According to Adala UK, on that day, Morocco organized what it called a “Green March” to officially invade the North of Western Sahara moving 350,000 Moroccan settlers to the territory. This occupation coincided with the termination of the Spanish status as Administrative Power, creating a vacuum that imposed on the UN to assume its responsibility there.

Subsequently, the UN Security Council deplored the holding of the march, calling upon Morocco to immediately withdraw all the demonstrators from the territory of Western Sahara; however, its effort was in vain.

The Polisario Front liberation movement continued its struggle to end all foreign occupation of its country and in 1976 formed a government-in-exile and declared the Saharawi Arab Democratic Republic. In November 1984, the Polisario Front’s SADR was recognised by the then Organisation of African Unity (OAU), now the African Union (AU), which led to the withdrawal of Morocco from the OAU in protest. In May 1991, the Polisario Front and Morocco ended many years of fighting following an UN-sponsored peace settlement, culminating in the establishment of the UN Mission for the Referendum in Western Sahara (MINURSO), which is assuming its responsibility till nowadays.
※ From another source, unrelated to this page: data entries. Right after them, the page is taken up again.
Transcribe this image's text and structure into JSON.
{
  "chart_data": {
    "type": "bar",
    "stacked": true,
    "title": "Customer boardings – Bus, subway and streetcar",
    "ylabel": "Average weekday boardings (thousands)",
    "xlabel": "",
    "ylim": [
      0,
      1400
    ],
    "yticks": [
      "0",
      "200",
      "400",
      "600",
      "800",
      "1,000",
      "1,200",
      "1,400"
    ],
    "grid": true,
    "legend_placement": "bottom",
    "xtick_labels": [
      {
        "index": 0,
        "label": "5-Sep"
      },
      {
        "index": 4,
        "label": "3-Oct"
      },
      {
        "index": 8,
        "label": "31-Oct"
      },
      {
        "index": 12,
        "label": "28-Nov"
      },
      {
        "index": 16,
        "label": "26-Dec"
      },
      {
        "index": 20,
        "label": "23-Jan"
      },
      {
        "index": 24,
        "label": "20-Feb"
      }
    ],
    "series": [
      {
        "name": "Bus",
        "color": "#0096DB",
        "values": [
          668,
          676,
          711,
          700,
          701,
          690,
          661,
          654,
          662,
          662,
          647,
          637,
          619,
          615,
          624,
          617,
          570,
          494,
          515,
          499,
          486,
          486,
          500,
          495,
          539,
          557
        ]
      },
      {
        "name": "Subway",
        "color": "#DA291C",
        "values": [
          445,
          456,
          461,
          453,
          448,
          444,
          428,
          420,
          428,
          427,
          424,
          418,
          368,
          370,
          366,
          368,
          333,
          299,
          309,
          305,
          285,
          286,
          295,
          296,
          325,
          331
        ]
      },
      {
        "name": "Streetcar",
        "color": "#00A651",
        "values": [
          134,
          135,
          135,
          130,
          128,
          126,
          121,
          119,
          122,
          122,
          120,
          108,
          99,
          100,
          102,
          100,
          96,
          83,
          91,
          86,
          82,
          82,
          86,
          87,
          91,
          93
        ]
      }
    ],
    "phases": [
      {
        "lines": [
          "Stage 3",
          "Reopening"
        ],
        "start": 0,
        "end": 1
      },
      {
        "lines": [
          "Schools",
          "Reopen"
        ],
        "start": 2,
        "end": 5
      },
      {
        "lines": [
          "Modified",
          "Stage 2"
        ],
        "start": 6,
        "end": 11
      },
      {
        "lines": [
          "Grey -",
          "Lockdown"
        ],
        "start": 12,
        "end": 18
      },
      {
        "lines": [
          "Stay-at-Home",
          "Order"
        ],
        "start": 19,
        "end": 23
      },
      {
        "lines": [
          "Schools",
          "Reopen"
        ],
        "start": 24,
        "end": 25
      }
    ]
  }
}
Despite a cease-fire in 1991 that put an end to the armed combat, Western Sahara remains a disputed territory. Nowadays, Morocco controls parts of the territory. However, the United Nations refers to Western Sahara as a non-self-governing territory and maintains a stance favoring self-determination for its people.

The UN body is attaching great interests to the Sahrawi cause, expressing willingness to find a solution ensuring the self-determination of the Sahrawi people, in accordance with the relevant resolutions of the Council.

After almost 30 years of compliance with a 1991 ceasefire, Morocco and the Polisario Front have resumed war in Western Sahara, as Morocco torpedoed the 1991 ceasefire through its act of aggression on the Sahrawi Liberated Territories on 13 November 2020.

The Moroccan new act of aggression has not only ended the ceasefire and related military agreements but has also undermined the UN peace process in Western Sahara and plunged the region into another spiral of extreme tension and instability.

Both the UN Secretary-General and the Security Council have confirmed the breakdown of the 1991 ceasefire on 13 November 2020. In his report (S/2021/843; para 2) dated 1 October 2021, the UN Secretary-General acknowledged, among other things, “the resumption of hostilities” between the occupying state of Morocco and the Frente POLISARIO. For its part, in its resolution 2602 (2021) adopted on 29 October 2021, the Security Council noted “with deep concern the breakdown of the ceasefire” (PP 14).

The acknowledgment by both the UN Secretary-General and the Security Council of the breakdown of the 1991 ceasefire and the realities on the ground render any attempt to deny or underplay the seriousness of the current situation in MINURSO’s area of operation unacceptable and even misleading at a time when the occupying state of Morocco continues its aggression on the Sahrawi Liberated Territories and its deliberate targeting and killing of civilians and destroying their properties.

The final status of the state of Western Sahara will only be settled when a UN-supervised referendum is held in which the country’s inhabitants must exercise their legitimate right to self-determination.